PIRATE BILL & THE CRAP ON MY DRESSER: A TALE OF WTF
The afternoon sun caressed Pirate Bill’s cheek as he grabbed the chicken by the feet and aimed it at Fork, then Spoon eying which was the better target. “They’re running away too quickly,” he cursed under his breath.
Pirate Bill yearned to jump from the Japanese Department Store roof onto one of the two giant wooden elephants, but he was afraid of plummeting to his death, or worse still, getting trampled by the great beasts.

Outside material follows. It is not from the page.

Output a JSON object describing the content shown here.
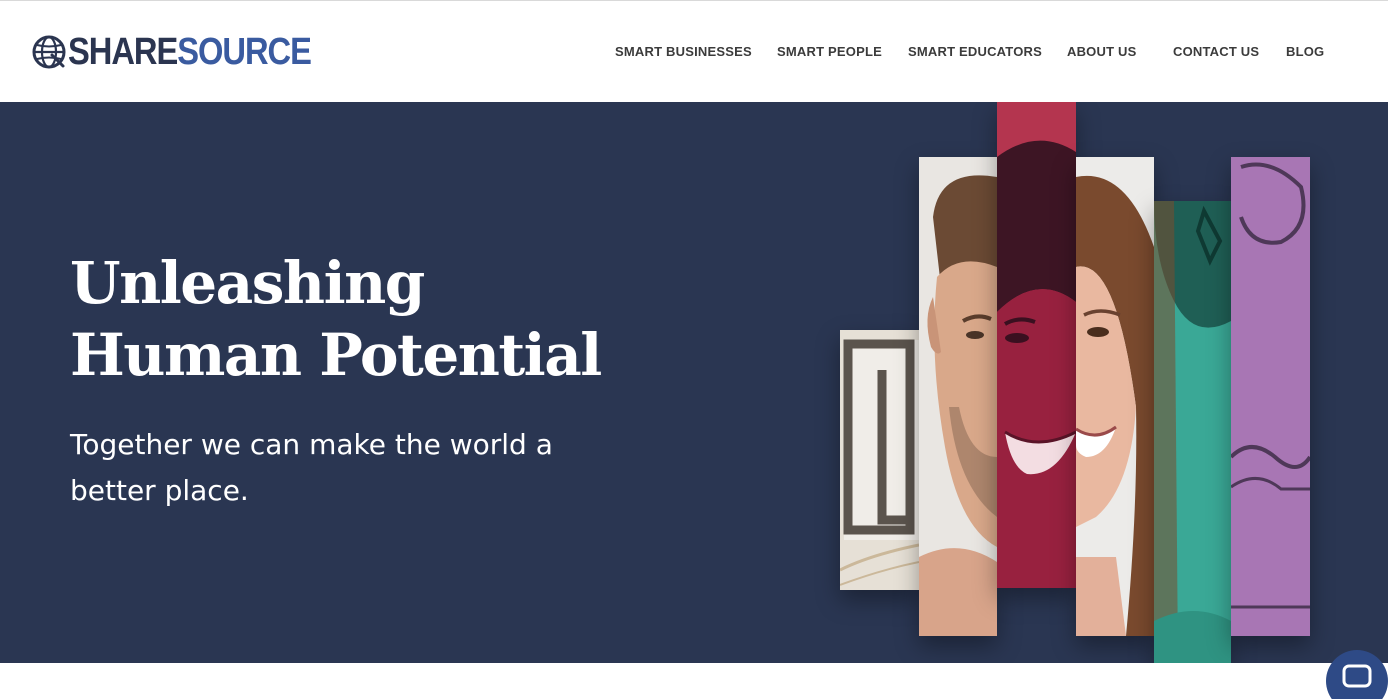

Then Pirate Bill looked down and saw the yellow duck swimming on a wooden pond, in between boulders and a coffee mug filled with shells.
That was when it hit him. Something was not right.
Glancing over his left shoulder Pirate Bill could just make out a spotted mushroom, and suddenly everything made sense. “Oh! I’m a figurine on Adrienne’s dresser.”
He sighed a breath of relief, then a wave of hate washed over him. What the fuck was he doing on top of a Japanese Department Store on Adrienne’s dresser, holding a chicken next to a Fork, Spoon, Duck, Mushroom and Two Elephants!? “Learn how to interior decorate, you bitch!” Pirate Bill shouted in anger. “Yarrrr.”